As a teenager, my favorite food was instant noodles. Not because it was healthy but because it was tasty and would be ready in just 2 minutes.
2 minutes, yes that was what the manufacturer claimed. Though it did really take a little more than 2 minutes, I really wouldn’t mind as it was quick and instant.
We live in the era of fast food, where everyone wants instant results. Today we prefer to watch 20-20 matches in cricket, instead of 50 over matches, want one day delivery for our packages and like to eat ready to cook meals.
So this explains why majority of investors in the stock market in India have a short term mindset.
But is faster always better? Are we becoming too focused on instant gratification (short-term benefits) that we are overlooking delayed gratification (long-term benefits)?
With an aim to this concept better, a thought-provoking experiment named the ‘Marshmallow Experiment’ was conducted in the year 1960 by Stanford professor named Walter Mischel.
Marshmallow is a type of confectionery made from sugar, water and gelatin.
According to the experiment, a group of children were offered a marshmallow each. The researchers told the children that they were going to leave the room for 15 minutes. If the children didn’t eat the first marshmallow while they were gone, then that child would be awarded with another marshmallow when they returned.
So the children had 2 choices. Eat a marshmallow now or wait and eat 2 marshmallows later.
Some children ate the first marshmallow as soon as the researchers left the room, while some tried to control themselves, but ultimately gave in to temptation a few minutes later. Few children however, did manage to wait the entire time and were rewarded with a second marshmallow.
The experiment did not just stop there but tracked the children’s progress as they grew up. It was observed that those children who waited patiently for the second marshmallow ended up having higher scores, lower likelihood of obesity, better responses to stress and better social skills.
In simple words, this series of experiments proved that the ability to delay gratification i.e. waiting for long term rewards, was critical for success in life.
So are you wondering why I am telling you about all this. Because I often hear people asking why to invest for long-term and who has seen 5 years?
I have only one question for such people. Is the world going to end in 5 years?
Obviously no. Neither are your responsibilities, expenses or desires. Infact all these keep increasing with age.
I personally know a lot of people who had invested in TCS, L&T, Eicher Motors and MRF which multiplied wealth by many times over a long term period. But unfortunately, most of them sold off these stocks at an early stage for a small profit.
Can you imagine the kind of wealth they would have created if they would have remained invested for a long term?
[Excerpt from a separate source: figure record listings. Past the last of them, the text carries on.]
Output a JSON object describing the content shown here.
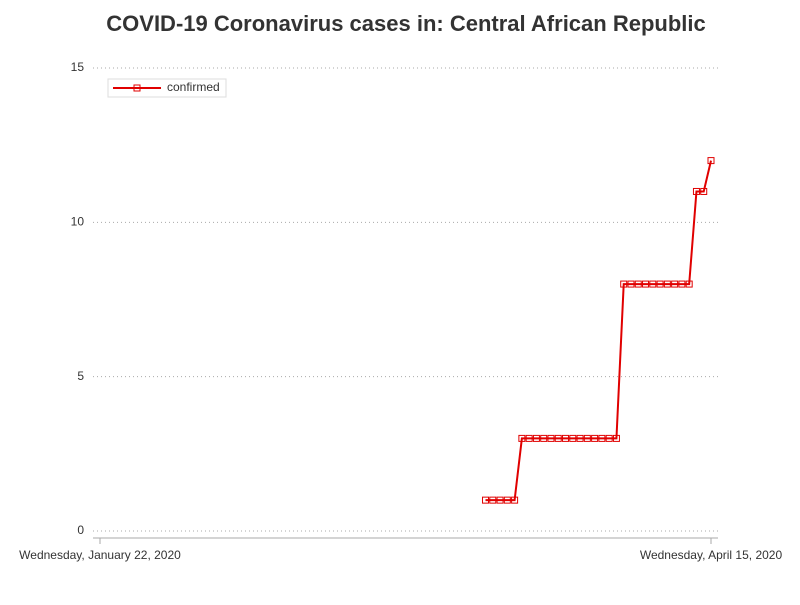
{
  "chart_data": {
    "type": "line",
    "title": "COVID-19 Coronavirus cases in: Central African Republic",
    "x": [
      "2020-03-15",
      "2020-03-16",
      "2020-03-17",
      "2020-03-18",
      "2020-03-19",
      "2020-03-20",
      "2020-03-21",
      "2020-03-22",
      "2020-03-23",
      "2020-03-24",
      "2020-03-25",
      "2020-03-26",
      "2020-03-27",
      "2020-03-28",
      "2020-03-29",
      "2020-03-30",
      "2020-03-31",
      "2020-04-01",
      "2020-04-02",
      "2020-04-03",
      "2020-04-04",
      "2020-04-05",
      "2020-04-06",
      "2020-04-07",
      "2020-04-08",
      "2020-04-09",
      "2020-04-10",
      "2020-04-11",
      "2020-04-12",
      "2020-04-13",
      "2020-04-14",
      "2020-04-15"
    ],
    "series": [
      {
        "name": "confirmed",
        "color": "#e00000",
        "values": [
          1,
          1,
          1,
          1,
          1,
          3,
          3,
          3,
          3,
          3,
          3,
          3,
          3,
          3,
          3,
          3,
          3,
          3,
          3,
          8,
          8,
          8,
          8,
          8,
          8,
          8,
          8,
          8,
          8,
          11,
          11,
          12
        ]
      }
    ],
    "xlim": [
      "2020-01-22",
      "2020-04-15"
    ],
    "xticks": [
      {
        "value": "2020-01-22",
        "label": "Wednesday, January 22, 2020"
      },
      {
        "value": "2020-04-15",
        "label": "Wednesday, April 15, 2020"
      }
    ],
    "ylim": [
      0,
      15
    ],
    "yticks": [
      0,
      5,
      10,
      15
    ],
    "grid": true,
    "legend": "top-left"
  }
}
If you wish you can also check out the outstanding performance of Research & Ranking’s model portfolio here.
Instant foods have their own perils and are associated with health problems such as diabetes, obesity, heart disease. Similarly investing for short term in stock market also has a lot of drawbacks such as:
Risk of financial loss
Short-term investing in stock market is very risky because it is very difficult to earn profits in a short period. Share prices may fluctuate wildly in the short term but grow steadily over the long term with increasing returns.
Higher brokerage costs
Every time you buy and sell stocks you have pay brokerage charges. So, the more you churn your portfolio, the more brokerage you need to pay.
Depository charges are applicable whenever you sell any shares from your demat account.
Short term capital gains:
Short term capital gains arising on sale of shares held for less than 12 months before being sold is taxable at 15% (plus applicable surcharge and cess). So even if you do manage to make some profit by short term investing, your profit level would come down because of STCG.
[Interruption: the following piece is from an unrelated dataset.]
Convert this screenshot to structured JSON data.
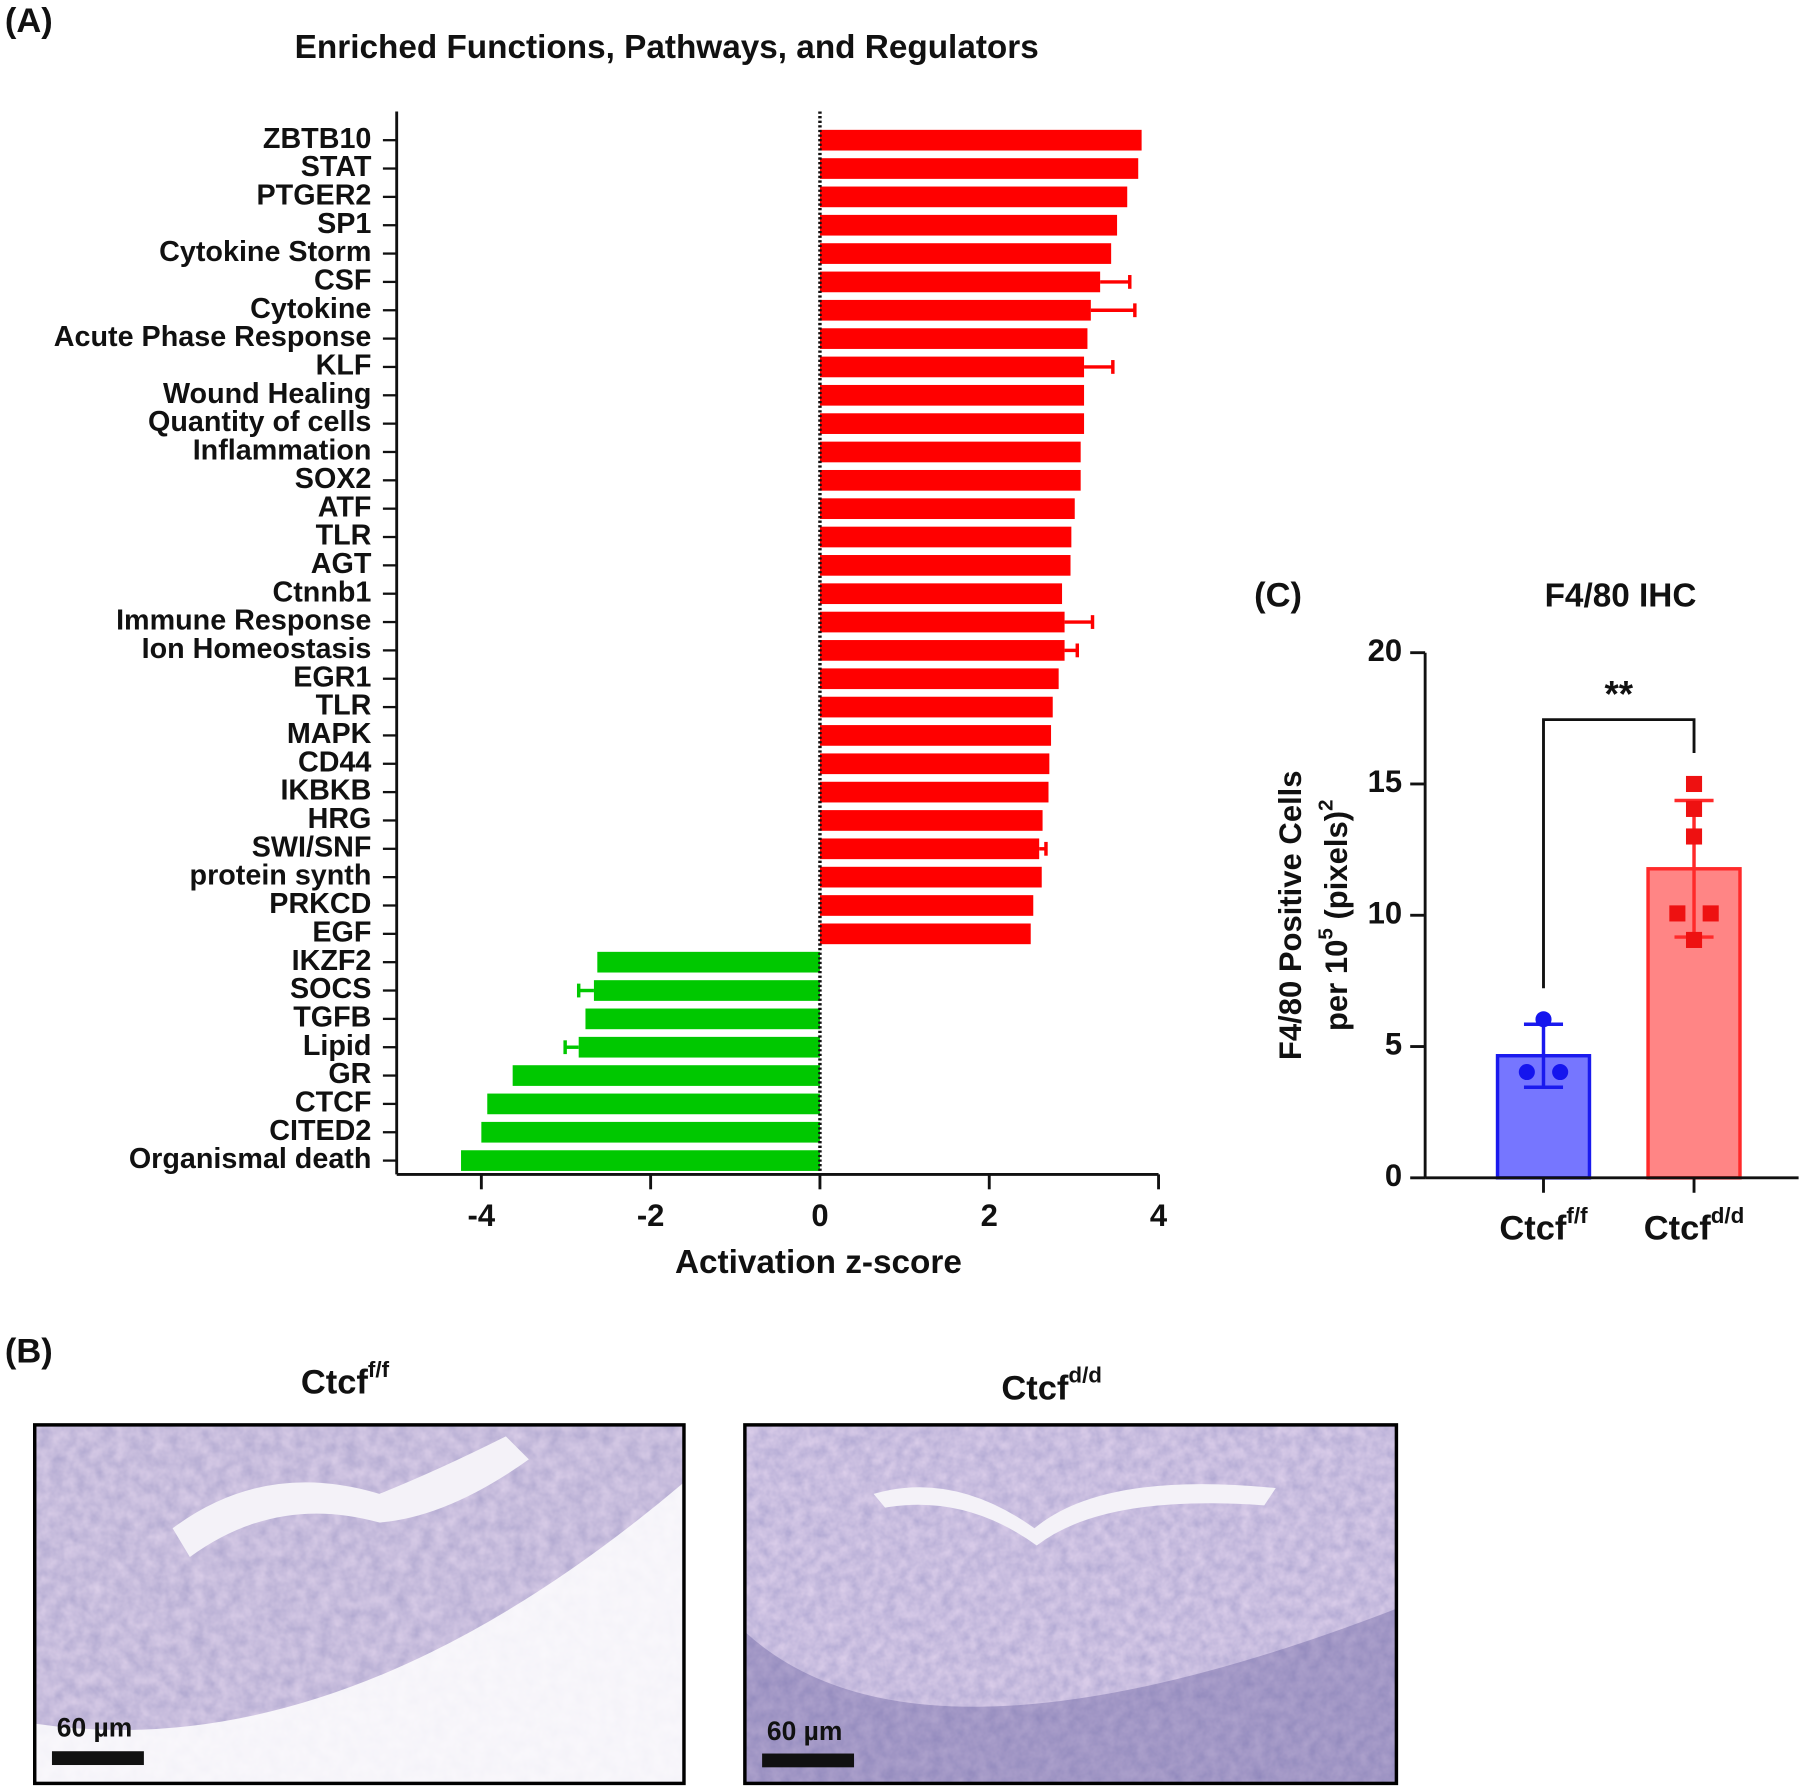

Given the above drawbacks you know exactly why short term investing in the stock markets in India makes no sense. Short term investing cannot make you rich overnight. Only lottery can do it. On the contrary long term investing in the stock markets in India is a rewarding experience but requires patience, commitment, and will power to remain calm when the market fluctuates.
Only when you think beyond the short term benefits and look at the long term benefits of investing in the stock markets in India, you will realize its true potential to create enormous wealth for you.